Just to give some insight to the database structure, I am more than sure that this schema started as a many-to-many relationship with a lookup table being EntityB between EntityA and EntityC. I may try to tackle the issue using JoinTable on EntityC joining on partitionKey and id of EntityB while EntityA has the partitionkey and its Id to map on EntityB. However i am not very hopeful of this solution as EntityB has been contaminated with other columns over time which needs to be selected uppon and I am not sure how can I do this.
UPDATE 1: I can see that when join FETCH is used for cs it is augmenting the resultant SQL select with the columns that are necessary i.e. to populate the cs children. Running the query manually I am getting correctly the sum of children as rows. Which makes sense SQL wise but hibernate should have been able to aggregate the additional rows based on their properties. Right enough without the join FETCH I am getting only rows equals to the amount of a. So my second though is that somehow I need to instruct Hibernate to aggregate manually(?)

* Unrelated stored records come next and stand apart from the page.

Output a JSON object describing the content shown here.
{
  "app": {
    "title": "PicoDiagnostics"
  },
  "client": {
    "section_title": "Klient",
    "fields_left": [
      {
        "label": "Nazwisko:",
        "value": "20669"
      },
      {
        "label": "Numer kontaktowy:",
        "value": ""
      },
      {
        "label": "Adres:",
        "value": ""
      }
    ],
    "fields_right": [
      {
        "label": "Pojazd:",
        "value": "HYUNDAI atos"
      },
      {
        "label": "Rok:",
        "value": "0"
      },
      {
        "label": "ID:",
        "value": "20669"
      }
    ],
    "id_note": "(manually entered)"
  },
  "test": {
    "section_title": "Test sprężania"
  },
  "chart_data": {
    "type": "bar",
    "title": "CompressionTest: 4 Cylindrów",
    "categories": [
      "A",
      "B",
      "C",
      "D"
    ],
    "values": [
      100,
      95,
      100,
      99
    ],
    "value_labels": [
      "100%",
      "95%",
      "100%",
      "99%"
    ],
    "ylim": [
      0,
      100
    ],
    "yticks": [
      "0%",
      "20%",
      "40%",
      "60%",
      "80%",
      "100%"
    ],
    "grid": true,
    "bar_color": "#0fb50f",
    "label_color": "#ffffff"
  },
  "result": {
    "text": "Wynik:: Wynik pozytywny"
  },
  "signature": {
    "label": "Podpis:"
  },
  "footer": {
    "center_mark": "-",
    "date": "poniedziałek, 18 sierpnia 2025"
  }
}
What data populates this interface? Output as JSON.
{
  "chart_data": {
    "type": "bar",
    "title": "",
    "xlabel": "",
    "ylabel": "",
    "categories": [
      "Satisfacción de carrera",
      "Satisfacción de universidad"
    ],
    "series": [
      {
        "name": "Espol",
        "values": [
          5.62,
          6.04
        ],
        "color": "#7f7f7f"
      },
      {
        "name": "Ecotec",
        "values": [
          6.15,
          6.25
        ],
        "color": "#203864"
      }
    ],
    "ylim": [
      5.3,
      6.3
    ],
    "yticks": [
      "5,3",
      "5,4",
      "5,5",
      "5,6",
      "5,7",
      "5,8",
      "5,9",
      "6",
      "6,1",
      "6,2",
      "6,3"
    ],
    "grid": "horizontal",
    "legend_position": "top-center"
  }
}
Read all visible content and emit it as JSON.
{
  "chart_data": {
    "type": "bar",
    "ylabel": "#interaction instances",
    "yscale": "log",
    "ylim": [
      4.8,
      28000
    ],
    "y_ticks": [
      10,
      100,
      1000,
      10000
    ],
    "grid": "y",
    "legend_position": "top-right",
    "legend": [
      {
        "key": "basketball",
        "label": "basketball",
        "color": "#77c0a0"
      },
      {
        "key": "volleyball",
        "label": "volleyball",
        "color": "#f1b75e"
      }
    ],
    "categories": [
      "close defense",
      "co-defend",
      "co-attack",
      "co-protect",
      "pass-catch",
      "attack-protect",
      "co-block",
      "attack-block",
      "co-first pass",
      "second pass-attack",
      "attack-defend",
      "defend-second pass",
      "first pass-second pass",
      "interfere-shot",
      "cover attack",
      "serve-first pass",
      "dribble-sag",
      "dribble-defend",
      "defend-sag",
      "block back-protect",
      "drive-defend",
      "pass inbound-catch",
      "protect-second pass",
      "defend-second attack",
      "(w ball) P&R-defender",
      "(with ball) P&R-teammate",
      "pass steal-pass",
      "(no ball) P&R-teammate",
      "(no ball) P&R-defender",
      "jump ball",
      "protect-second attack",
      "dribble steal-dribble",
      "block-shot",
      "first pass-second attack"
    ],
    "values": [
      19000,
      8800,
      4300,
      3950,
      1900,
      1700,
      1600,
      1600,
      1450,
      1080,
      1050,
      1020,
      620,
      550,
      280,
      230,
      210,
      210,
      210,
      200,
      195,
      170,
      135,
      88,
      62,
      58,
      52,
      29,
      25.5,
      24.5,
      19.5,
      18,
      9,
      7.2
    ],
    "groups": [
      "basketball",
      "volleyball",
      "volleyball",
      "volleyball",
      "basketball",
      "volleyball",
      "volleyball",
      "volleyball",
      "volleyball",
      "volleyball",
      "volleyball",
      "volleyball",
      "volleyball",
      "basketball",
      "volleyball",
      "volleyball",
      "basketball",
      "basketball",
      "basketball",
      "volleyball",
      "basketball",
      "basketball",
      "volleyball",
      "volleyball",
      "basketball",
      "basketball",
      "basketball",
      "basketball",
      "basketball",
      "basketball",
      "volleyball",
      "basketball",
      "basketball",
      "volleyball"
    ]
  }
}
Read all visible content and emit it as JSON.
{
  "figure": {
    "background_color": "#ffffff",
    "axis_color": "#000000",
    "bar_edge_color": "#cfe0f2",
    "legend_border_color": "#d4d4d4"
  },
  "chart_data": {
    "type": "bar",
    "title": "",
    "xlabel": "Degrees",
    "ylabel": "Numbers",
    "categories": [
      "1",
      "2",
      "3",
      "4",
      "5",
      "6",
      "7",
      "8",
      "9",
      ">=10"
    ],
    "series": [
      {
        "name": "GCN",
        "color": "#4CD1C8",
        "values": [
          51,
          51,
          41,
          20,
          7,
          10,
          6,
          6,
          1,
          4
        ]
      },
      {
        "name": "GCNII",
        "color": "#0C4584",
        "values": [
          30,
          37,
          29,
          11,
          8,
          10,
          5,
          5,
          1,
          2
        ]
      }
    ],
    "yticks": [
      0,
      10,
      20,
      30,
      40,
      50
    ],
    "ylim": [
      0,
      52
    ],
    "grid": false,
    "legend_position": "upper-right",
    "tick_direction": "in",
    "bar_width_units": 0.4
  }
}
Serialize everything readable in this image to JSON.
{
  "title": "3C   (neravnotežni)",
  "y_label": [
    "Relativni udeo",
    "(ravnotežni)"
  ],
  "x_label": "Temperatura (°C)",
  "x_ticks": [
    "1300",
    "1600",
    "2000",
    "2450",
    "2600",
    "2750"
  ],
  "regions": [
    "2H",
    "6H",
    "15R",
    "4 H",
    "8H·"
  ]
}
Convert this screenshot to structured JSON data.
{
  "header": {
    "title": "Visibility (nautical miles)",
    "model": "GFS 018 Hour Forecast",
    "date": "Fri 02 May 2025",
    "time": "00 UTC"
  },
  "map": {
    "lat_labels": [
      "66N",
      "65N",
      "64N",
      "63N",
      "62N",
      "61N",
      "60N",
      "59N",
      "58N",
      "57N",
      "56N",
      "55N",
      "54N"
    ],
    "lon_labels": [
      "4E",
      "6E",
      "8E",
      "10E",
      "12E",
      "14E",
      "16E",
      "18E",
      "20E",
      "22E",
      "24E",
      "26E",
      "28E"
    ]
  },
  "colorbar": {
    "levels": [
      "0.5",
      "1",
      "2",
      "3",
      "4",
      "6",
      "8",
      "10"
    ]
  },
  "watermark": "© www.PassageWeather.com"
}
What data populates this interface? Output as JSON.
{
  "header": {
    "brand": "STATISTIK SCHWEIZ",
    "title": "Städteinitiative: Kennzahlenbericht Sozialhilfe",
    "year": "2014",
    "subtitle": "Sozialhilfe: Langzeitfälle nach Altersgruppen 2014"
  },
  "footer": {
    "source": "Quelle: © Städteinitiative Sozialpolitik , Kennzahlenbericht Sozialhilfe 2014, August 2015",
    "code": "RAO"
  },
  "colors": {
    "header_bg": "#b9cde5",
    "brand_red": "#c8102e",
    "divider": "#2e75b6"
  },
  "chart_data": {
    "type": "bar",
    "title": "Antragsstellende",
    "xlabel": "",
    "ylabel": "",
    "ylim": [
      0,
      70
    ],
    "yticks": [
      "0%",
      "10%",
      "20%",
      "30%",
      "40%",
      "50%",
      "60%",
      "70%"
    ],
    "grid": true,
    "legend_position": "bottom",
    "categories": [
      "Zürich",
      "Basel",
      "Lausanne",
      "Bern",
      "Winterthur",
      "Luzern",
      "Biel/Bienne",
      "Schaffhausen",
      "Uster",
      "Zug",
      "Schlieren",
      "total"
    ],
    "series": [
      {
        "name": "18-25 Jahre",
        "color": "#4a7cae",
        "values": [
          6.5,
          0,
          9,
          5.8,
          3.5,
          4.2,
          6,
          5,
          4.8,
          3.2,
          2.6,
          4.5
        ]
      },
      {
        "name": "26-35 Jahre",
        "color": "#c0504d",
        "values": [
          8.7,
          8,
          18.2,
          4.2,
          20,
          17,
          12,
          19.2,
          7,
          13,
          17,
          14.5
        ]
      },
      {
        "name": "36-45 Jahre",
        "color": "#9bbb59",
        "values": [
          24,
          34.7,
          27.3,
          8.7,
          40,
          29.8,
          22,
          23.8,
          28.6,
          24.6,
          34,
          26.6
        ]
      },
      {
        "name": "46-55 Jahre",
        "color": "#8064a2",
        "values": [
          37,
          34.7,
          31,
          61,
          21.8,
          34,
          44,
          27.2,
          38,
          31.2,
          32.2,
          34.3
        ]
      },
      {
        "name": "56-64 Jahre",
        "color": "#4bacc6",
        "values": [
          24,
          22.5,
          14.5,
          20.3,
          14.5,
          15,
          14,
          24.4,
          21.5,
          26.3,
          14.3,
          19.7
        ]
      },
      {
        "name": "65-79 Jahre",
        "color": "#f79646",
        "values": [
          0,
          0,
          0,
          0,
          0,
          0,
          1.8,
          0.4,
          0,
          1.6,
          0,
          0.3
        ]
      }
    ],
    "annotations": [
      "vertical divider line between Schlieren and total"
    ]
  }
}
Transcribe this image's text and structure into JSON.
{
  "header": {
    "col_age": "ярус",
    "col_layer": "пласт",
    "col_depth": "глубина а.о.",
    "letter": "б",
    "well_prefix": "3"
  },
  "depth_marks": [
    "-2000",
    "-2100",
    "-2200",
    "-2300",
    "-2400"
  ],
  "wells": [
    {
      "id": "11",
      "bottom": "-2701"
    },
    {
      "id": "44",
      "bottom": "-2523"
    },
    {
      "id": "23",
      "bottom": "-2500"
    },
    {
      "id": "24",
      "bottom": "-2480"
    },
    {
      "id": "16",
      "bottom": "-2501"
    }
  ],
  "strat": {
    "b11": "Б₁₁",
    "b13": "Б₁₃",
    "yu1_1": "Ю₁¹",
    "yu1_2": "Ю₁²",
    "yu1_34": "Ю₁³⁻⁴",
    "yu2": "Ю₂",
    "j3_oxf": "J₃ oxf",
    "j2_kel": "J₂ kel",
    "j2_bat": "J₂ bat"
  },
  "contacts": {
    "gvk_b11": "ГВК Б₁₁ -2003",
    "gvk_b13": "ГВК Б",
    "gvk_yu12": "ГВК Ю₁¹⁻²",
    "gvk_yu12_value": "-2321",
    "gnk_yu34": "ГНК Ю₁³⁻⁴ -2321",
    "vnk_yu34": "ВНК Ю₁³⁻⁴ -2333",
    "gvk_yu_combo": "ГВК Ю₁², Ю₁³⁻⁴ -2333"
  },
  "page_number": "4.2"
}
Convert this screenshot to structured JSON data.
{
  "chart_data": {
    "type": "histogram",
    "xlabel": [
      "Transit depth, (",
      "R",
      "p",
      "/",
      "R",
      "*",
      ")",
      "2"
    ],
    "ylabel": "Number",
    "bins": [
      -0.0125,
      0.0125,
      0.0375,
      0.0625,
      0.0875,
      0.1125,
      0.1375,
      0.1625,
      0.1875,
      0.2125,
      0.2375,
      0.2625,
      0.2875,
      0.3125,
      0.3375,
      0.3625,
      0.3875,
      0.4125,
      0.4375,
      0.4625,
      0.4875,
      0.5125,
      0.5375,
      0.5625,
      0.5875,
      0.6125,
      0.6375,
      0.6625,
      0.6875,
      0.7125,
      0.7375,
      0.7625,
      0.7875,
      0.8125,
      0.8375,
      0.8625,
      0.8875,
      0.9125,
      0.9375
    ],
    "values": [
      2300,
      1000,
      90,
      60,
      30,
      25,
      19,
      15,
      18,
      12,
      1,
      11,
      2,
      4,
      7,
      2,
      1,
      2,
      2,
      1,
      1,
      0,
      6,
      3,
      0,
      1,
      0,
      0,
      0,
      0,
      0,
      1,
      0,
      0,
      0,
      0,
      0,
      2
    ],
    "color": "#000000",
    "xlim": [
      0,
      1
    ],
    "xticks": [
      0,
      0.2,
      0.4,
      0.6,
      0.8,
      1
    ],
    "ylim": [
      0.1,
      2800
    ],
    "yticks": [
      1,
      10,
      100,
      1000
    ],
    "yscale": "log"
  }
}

UPDATE 2: Change of strategy. Instead of starting following an SQL logic, we better have to answer to the following question: Which Class/Entity will give us the granularity we are looking for. In the previous examples we were starting from EntityA trying to limit its children to fit our expected results. However as it has been pointed, this is effectively a corruption of the objects. You cannot "limit" the children cause they all belong to the Entity and fetching a subset of them you run the risk of deleting(?) data. So the approach must be to get the children objects we are interested that point to the parent entities. That we don't alter the data. So here is a query that returns the correct amount of object. No distinct or inexplicable multiplicities:
"select c " +
"from EntityC c " +
"inner join c.EntityCPk.EntityB.EntityD latest " +
"join latest.EntityB.EntityXXX xxx " +
"join latest.EntityB.EntityYYY yyy " +
"join fetch c.EntityCPk.EntityB " +
"where latest.EntityB.EntityA.Id in ( :param ) " +
"and latest.EntityB.aField between :paramA and paramB "
So this seems to answer the issue of the multiplicity of the previous examples as every row is based on the "finer" child object that resolves its parent via the -ToOne relationship. Also there are no more dangerous aliases in the join fetch. There is only one more issue. It introduces a 1+N query problem for EntityB that I cannot get rid off.